Every so often, internet search giant Google releases a report on government censorship or other interference in the free use of the internet. That dictatorships like Red China and Iran censor the internet will comes as no surprise, but guess what country filed the second most requests with Google to take down content?
The United States of America, where police, prosecutors, courts and other government agencies submitted 187 requests to remove content from July through December of last year, more than doubling from 92 requests from January through June of 2011. Only Brazil filed more requests than government agencies in the U.S. -- and theirs were actually down from the previous report.
Google doesn’t always comply with these requests, but they wound up at least partially complying with 42 percent of the content removal requests originating in the United States.

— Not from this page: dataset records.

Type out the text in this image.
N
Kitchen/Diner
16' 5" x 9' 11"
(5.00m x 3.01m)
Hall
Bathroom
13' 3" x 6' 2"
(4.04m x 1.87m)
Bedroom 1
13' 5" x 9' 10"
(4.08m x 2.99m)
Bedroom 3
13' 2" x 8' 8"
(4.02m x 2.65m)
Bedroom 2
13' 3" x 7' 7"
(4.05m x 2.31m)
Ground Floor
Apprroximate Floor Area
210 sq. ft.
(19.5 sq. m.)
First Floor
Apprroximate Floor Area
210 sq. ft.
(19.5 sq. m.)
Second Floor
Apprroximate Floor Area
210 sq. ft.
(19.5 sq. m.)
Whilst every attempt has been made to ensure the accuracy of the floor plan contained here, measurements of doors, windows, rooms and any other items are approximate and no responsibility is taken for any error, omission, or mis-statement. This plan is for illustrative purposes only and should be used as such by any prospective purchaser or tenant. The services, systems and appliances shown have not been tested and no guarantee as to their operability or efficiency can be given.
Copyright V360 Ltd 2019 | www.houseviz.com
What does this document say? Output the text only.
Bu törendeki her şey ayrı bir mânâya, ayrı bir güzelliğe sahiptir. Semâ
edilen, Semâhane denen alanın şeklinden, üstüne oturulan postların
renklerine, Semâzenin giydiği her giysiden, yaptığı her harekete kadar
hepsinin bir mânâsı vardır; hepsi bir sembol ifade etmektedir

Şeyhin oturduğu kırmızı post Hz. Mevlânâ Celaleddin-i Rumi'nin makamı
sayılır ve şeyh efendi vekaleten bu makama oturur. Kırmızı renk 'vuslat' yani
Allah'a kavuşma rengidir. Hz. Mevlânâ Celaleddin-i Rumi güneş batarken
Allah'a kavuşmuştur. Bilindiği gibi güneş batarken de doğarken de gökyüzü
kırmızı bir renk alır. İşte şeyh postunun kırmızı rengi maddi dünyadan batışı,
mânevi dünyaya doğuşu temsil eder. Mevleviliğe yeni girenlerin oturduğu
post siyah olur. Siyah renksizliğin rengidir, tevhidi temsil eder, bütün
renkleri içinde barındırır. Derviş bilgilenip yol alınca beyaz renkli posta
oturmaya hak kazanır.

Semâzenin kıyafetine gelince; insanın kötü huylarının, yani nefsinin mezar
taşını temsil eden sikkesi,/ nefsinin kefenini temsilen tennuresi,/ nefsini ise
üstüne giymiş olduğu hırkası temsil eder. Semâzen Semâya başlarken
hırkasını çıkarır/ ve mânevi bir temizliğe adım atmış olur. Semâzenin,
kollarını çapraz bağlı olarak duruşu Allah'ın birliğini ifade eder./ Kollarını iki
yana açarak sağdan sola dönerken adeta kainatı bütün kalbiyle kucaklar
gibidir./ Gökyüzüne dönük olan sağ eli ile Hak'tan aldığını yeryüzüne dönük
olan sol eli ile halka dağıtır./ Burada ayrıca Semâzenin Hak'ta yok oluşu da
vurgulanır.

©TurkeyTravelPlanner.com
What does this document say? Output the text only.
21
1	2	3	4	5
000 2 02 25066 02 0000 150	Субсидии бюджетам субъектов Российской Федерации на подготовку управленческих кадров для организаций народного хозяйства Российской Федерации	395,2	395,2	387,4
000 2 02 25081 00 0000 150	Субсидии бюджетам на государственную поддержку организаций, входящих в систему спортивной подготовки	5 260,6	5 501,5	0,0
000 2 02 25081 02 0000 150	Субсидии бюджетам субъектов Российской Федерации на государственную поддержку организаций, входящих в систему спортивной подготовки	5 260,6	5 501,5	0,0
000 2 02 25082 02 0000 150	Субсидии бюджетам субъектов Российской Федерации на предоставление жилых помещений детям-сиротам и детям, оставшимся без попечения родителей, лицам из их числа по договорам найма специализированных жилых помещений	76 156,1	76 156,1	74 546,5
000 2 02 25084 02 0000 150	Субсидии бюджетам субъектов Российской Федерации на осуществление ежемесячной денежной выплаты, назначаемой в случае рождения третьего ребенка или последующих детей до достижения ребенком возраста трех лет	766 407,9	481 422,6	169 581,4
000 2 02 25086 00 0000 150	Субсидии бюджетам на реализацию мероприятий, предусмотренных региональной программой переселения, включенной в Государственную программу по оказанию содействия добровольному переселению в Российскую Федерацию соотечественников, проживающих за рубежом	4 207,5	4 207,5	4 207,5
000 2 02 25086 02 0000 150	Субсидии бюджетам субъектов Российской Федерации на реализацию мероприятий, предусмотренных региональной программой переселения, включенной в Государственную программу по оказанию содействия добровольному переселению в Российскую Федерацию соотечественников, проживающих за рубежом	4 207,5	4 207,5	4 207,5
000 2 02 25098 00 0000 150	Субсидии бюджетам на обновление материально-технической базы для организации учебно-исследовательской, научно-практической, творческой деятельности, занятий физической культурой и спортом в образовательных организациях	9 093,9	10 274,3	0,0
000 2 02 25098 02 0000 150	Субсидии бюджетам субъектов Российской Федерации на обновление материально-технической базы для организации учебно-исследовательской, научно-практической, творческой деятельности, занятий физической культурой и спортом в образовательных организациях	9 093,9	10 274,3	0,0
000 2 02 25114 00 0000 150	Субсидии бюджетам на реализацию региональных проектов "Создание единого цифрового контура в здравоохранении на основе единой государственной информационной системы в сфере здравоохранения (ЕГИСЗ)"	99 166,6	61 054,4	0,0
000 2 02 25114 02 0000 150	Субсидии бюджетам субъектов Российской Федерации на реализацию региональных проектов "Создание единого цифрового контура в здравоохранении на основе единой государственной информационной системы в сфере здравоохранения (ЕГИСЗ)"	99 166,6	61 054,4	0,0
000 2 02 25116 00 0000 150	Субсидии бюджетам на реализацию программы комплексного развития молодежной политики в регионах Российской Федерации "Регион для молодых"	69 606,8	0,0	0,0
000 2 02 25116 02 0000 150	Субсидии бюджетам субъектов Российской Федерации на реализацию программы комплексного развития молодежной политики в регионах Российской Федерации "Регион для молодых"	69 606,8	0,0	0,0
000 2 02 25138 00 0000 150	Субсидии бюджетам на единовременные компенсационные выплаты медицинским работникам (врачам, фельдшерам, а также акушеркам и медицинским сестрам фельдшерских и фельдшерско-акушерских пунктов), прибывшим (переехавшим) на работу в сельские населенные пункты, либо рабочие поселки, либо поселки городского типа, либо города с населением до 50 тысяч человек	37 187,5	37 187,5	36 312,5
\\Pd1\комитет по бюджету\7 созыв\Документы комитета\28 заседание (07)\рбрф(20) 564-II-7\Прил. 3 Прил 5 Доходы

As troubling as the “take down” requests are, what might concern Americans even more are the 6,321 requests United States government agencies filed with Google for user data during just the final six months of last year. That was far more than any other country, according to Google, and a 6 percent increase from the previous six months. Google complied with 93 percent of American requests for user data, encompassing more than 12,200 accounts.
What agency of the federal government needs the ability to snoop in your computer when all they have to do is get an appointed “judge” to issue an order to Google?
That the Obama administration, which gained a lot of publicity and financial support from the high tech industry, particularly Google, should preside over this great invasion of privacy is peculiar to say the least.
The report doesn’t cite the details that one might use to judge whether or not all of the requests comply with the Fourth Amendment and other American constitutional and legal protections. So perhaps all of the requests were legitimate.
However, in reading the report, it doesn’t sound like it. Many of the requests appear to be generated by police agencies to stifle criticism in much the same way the authorities in some tin pot dictatorship might be expected to act.
Unfortunately, this fits a pattern that runs throughout the Obama administration. From the efforts of the Labor Department to mandate that reporters use government computers and phones to cover the Department’s data releases, to the FCC’s attempts to regulate the internet -- even after a federal court found it didn’t have the authority -- to the growing use of drones for domestic spying, we thought the Obama administration was well on its way to becoming the largest invader of privacy in American history.
Now we learn we were wrong. It is not just the largest invader of privacy in American history -- it is among the largest in the world.